Models that incorporate random effects, such as GLMMs, provide estimates that are similar to models without full random effects, like ANOVAs, at least in terms of mean estimate (cf. Rouder et al., 2007). However, the latter will overestimate effect precision. GLMMs will yield larger uncertainty but more realistic precision and predictions. Contrastingly, averaging the data can mask the variability in participants' sensitivity, bias, or both. This not only introduces potential effect biases but also obscures the variability in discriminability (Macmillan & Kaplan, 1985). The showcased approach enables the empirical investigation of claims regarding sender and judge effects, moving beyond the customary mention of these in an article’s limitations section without confirmation. With GLMMs we can examine the impact of sender and judge variability directly and substantively.

SDT is a robust and well-documented framework and a valuable tool alongside other approaches, facilitating theory-building and enhancing our understanding of veracity judgments. Adopting this framework allows for direct investigations of the quantities that deception researchers want to measure—people’s ability to detect deception and their veracity judgment process—which are not accessible when employing accuracy measures. Similarly, to keep the article self-contained, we provided only a cursory introduction to GLMMs or the Bayesian framework, so we encourage researchers to delve deeper into these topics (Kruschke, 2015; Kruschke & Liddell, 2018a, 2018b; McElreath, 2020; Wagenmakers et al., 2018). The high level of uncertainty in all the models presented underscores the need for improved precision in deception experiments, which implies larger datasets. While it may be unfeasible to use more sensitive stimuli given the nature of the topic (e.g., more obvious lies) or increase the number of trials due to the potential demand effects (e.g., fatigue), including more judges holds potential for enhancing effect reliability (Levine et al., 2022).

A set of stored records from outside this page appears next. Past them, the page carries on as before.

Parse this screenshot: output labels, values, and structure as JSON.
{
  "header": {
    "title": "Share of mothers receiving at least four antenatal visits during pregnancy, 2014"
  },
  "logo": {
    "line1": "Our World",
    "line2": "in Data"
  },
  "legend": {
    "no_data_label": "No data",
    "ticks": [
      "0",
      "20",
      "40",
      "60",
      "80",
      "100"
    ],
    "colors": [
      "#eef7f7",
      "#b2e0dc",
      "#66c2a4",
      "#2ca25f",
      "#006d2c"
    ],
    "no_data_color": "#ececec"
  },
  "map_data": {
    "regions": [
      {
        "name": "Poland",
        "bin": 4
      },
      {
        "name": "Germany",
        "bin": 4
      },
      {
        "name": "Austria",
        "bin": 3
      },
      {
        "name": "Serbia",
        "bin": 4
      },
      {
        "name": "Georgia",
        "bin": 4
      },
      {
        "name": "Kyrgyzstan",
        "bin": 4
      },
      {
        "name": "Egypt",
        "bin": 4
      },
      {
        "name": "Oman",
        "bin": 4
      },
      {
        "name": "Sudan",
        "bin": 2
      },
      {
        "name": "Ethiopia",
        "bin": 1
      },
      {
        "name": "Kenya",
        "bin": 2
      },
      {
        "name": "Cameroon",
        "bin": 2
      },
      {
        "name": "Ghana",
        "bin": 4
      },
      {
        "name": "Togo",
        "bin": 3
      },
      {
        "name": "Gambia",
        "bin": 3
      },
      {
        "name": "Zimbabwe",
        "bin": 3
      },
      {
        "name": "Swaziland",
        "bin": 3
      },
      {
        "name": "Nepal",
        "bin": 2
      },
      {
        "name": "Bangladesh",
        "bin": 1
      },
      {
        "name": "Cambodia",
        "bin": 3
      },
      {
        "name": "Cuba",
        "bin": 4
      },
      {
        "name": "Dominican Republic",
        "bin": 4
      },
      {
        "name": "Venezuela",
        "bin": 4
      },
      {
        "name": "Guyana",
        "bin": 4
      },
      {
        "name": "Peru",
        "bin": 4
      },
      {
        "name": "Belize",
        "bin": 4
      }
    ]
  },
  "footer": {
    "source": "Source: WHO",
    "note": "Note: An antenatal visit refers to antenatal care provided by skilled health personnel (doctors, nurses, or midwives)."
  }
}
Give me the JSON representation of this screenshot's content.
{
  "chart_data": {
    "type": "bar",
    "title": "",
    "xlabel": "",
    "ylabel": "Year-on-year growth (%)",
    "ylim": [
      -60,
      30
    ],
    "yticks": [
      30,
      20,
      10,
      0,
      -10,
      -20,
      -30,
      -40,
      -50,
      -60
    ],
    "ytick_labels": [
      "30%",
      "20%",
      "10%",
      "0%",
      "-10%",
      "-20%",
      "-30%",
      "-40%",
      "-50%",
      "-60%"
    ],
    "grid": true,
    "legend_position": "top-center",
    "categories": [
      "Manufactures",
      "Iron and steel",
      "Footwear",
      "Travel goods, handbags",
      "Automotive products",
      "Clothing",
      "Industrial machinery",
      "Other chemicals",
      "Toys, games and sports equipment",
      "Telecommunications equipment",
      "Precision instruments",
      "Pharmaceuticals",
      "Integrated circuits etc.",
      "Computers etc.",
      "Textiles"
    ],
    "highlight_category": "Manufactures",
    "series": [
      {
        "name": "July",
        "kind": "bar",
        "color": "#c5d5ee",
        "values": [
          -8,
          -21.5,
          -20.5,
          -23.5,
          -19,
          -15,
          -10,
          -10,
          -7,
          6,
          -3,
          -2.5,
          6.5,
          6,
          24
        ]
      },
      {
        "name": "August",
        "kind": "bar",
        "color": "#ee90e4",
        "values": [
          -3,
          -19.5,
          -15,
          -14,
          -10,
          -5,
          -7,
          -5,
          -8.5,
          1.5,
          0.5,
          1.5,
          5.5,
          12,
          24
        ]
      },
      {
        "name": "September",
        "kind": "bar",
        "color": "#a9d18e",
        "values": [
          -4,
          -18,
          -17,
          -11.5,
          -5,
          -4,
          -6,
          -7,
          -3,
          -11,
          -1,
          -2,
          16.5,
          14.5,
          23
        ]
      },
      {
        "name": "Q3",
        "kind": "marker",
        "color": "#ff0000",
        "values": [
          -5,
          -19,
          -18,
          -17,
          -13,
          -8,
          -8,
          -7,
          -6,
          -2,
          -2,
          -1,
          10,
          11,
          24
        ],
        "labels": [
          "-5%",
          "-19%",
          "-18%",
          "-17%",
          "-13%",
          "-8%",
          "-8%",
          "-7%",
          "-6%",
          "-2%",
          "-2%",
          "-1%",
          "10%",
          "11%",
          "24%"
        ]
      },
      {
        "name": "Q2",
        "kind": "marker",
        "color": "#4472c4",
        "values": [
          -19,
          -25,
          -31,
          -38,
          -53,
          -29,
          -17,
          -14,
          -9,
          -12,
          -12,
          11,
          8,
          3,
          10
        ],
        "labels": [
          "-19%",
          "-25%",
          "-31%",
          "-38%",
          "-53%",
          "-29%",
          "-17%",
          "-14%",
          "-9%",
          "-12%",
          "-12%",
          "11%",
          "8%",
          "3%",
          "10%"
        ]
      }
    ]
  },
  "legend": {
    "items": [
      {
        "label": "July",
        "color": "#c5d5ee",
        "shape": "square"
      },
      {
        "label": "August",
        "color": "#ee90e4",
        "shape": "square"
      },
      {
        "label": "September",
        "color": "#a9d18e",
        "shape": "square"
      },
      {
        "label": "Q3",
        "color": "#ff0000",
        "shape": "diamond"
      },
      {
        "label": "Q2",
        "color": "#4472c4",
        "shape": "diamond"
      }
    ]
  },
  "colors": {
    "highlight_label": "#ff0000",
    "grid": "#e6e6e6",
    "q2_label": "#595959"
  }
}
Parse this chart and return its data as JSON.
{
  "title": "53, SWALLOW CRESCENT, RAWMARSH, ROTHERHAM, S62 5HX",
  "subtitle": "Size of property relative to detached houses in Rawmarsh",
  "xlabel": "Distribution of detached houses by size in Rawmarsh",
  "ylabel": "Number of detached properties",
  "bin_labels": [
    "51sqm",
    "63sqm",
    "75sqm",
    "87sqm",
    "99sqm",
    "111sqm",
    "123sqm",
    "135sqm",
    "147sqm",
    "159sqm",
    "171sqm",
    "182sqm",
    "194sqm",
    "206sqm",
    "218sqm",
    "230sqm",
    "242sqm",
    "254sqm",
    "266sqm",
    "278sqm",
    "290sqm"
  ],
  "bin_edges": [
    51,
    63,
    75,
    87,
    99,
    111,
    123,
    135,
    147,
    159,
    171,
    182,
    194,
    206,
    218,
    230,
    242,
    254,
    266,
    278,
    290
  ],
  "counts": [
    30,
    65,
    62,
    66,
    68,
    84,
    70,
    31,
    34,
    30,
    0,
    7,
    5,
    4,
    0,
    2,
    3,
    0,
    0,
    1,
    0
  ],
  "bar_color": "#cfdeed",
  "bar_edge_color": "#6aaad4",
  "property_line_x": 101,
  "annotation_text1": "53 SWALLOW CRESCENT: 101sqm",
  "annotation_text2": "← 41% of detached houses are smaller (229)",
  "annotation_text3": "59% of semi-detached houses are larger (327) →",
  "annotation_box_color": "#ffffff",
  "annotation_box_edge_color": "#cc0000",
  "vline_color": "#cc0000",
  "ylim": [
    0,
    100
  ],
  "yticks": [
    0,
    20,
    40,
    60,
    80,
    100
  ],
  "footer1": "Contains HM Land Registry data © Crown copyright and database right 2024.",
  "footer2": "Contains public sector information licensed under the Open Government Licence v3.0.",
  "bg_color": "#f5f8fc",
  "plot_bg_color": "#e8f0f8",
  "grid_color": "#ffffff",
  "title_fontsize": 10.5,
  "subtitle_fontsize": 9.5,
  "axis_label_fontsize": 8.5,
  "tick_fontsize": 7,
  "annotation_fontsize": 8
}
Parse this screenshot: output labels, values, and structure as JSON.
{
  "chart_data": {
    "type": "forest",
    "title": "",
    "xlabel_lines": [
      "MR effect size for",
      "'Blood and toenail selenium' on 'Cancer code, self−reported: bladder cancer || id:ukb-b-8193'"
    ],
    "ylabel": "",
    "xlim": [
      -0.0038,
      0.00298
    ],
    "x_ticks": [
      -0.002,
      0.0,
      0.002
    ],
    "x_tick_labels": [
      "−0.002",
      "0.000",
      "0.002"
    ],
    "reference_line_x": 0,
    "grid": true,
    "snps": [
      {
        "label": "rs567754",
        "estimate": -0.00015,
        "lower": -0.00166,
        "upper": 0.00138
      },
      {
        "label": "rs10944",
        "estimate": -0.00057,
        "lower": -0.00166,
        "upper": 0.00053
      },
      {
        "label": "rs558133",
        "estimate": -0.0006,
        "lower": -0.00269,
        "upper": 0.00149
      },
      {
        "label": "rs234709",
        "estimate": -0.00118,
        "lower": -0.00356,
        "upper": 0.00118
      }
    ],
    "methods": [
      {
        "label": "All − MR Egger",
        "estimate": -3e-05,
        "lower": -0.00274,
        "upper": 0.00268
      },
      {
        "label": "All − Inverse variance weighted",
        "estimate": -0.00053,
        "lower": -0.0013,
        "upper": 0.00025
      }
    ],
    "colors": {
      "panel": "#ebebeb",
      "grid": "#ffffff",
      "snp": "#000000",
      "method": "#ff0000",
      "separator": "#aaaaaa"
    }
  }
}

The proposed methodology streamlines the analysis process by eliminating the need for multiple, unconnected analyses or data transformation and correction, contrasting traditional methods that require several steps to unpack veracity judgments. Our tutorial advocates for a unified SDT GLMM framework, efficiently modeling participant and item variability and providing more realistic effect estimates. This approach is particularly advantageous for experimental designs with complex or problematic data structures. Traditional approaches are suboptimal given the research questions and designs employed in the deception field, and can lead to biased estimates, increased inferential errors, loss of information, and an underestimation of uncertainty. SDT GLMMs offer a flexible and reliable approach to deception detection analysis, accommodating experimental complexities, and improving accuracy and realism in effect estimates.

Ultimately, the aim of this tutorial is to showcase the application of a well-documented modeling strategy to deception data and offer an additional tool for researchers moving forward, providing them with several benefits and solutions over traditional approaches. Lastly, we advocate for the sharing of open data and materials within the field, recognizing the importance of the topic, especially within the forensic and legal sectors, and promoting transparency in our methodologies to advance veracity judgment research.

Extensions

Our work contributes to the increasing interest in employing more sophisticated statistical modeling approaches in deception research, such as confidence-accuracy judgment models (i.e., metacognition, Type II SDT) (Volz et al., 2022; Vuorre & Metcalfe, 2022), and the use of mixed models to better capture sources of judgment variance (Volz et al., 2023; Zloteanu et al., 2021). We note that the SDT framework offered here extends to both such metacognitive judgments (Paulewicz & Blaut, 2020), and to models which incorporate multiple statements per sender (as in Volz et al., 2023).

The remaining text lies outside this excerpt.